In the early days of Japan’s photographic history, the area known as Asakusa in the capital Tokyo became the hotspot for photographic studios. There, famous photographers such as Uchida Kyuichi, Kitaniwa Tsukuba, and Ezaki Reiji all opened their studios, and by the early 1880s, nearly forty studios congregated in this small area surrounding the landmark Asakusa Senso-ji Temple. Studios took portraits of the customers and also sold portraits of famous actors and courtesans who used these images to compete against one another. The photographic portraits taken at the studios in Asakusa and other photographic products convey the transformative aspects of portrait photography from this period.

But Asakusa had also been a unique area just a few decades before the studios were set up: the area was filled with street performances, spectacle shows, and noisy crowds. Did this play a role in attracting photographers to Asakusa? What made Asakusa a suitable place for this new enterprise, and what made it possible to sustain such an abundance of studios?

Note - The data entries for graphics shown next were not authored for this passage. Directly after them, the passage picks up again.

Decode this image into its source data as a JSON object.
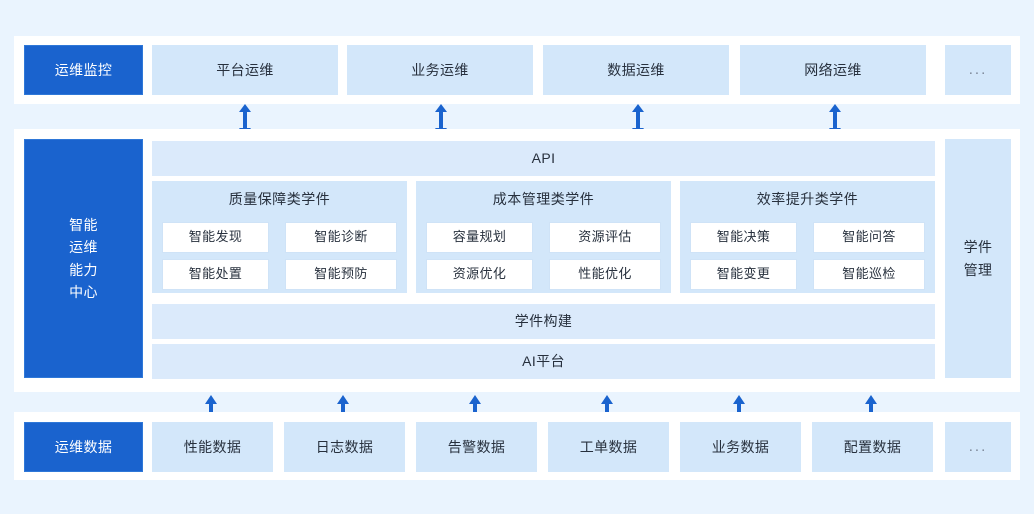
{
  "colors": {
    "page_background": "#eaf4fe",
    "panel": "#ffffff",
    "accent_blue": "#1a63ce",
    "light_blue": "#d3e7fa",
    "pale_blue": "#dbeafb",
    "text": "#27303d",
    "arrow": "#1a63ce"
  },
  "top_section": {
    "label_box": "运维监控",
    "items": [
      {
        "label": "平台运维"
      },
      {
        "label": "业务运维"
      },
      {
        "label": "数据运维"
      },
      {
        "label": "网络运维"
      },
      {
        "label": "..."
      }
    ]
  },
  "connectors_top": {
    "icon": "double-arrow-vertical-icon",
    "count": 4
  },
  "middle_section": {
    "left_label_lines": [
      "智能",
      "运维",
      "能力",
      "中心"
    ],
    "right_label_lines": [
      "学件",
      "管理"
    ],
    "api_bar": "API",
    "build_bar": "学件构建",
    "platform_bar": "AI平台",
    "groups": [
      {
        "title": "质量保障类学件",
        "cards": [
          "智能发现",
          "智能诊断",
          "智能处置",
          "智能预防"
        ]
      },
      {
        "title": "成本管理类学件",
        "cards": [
          "容量规划",
          "资源评估",
          "资源优化",
          "性能优化"
        ]
      },
      {
        "title": "效率提升类学件",
        "cards": [
          "智能决策",
          "智能问答",
          "智能变更",
          "智能巡检"
        ]
      }
    ]
  },
  "connectors_bottom": {
    "icon": "arrow-up-icon",
    "count": 6
  },
  "bottom_section": {
    "label_box": "运维数据",
    "items": [
      {
        "label": "性能数据"
      },
      {
        "label": "日志数据"
      },
      {
        "label": "告警数据"
      },
      {
        "label": "工单数据"
      },
      {
        "label": "业务数据"
      },
      {
        "label": "配置数据"
      },
      {
        "label": "..."
      }
    ]
  }
}
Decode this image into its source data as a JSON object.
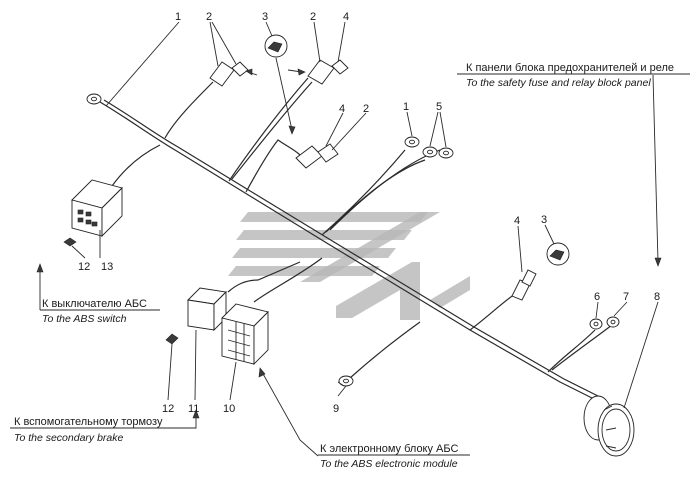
{
  "callouts": {
    "n1a": "1",
    "n2a": "2",
    "n3a": "3",
    "n2b": "2",
    "n4a": "4",
    "n4b": "4",
    "n2c": "2",
    "n1b": "1",
    "n5": "5",
    "n4c": "4",
    "n3b": "3",
    "n6": "6",
    "n7": "7",
    "n8": "8",
    "n12a": "12",
    "n13": "13",
    "n12b": "12",
    "n11": "11",
    "n10": "10",
    "n9": "9"
  },
  "captions": {
    "fuse_ru": "К панели блока предохранителей и реле",
    "fuse_en": "To the safety fuse and relay block panel",
    "abs_switch_ru": "К выключателю АБС",
    "abs_switch_en": "To the ABS switch",
    "brake_ru": "К вспомогательному тормозу",
    "brake_en": "To the secondary brake",
    "abs_module_ru": "К электронному блоку АБС",
    "abs_module_en": "To the ABS electronic module"
  }
}
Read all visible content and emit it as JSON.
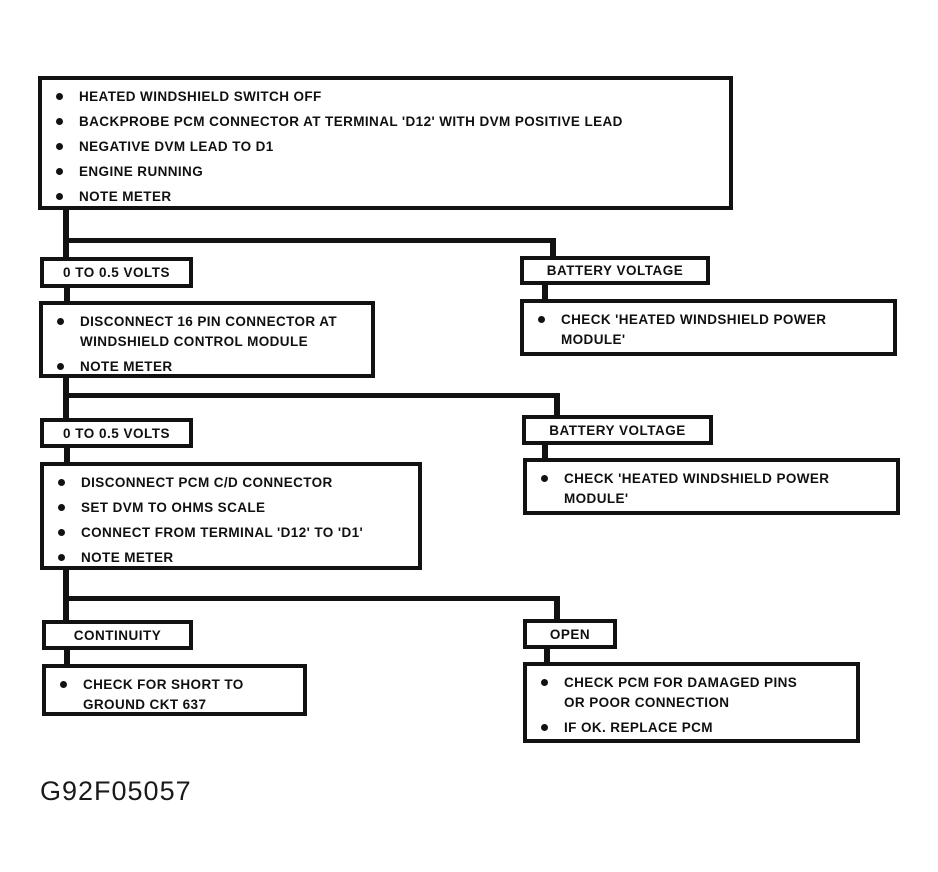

This paper explores the historical interconnection between the area of Asakusa and the practices of the photographic studios from the late nineteenth century Tokyo. It analyses the photographic studios in Asakusa as one thread in an intricate fabric that comprised the dynamic, lively, sometimes eccentric, and always innovative area of Asakusa. This paper proposes photographic studios as a burgeoning business practice that responded to, and was shaped by, the particular transformative sense that defined Asakusa. Incorporating newspaper articles, advertisements, and accounts by Asakusa residents, this project aims to explore how the photographic studios aligned themselves within the spaces of transformation, and how the strong presence of photographic studios themselves might have challenged the neighborhood of Asakusa.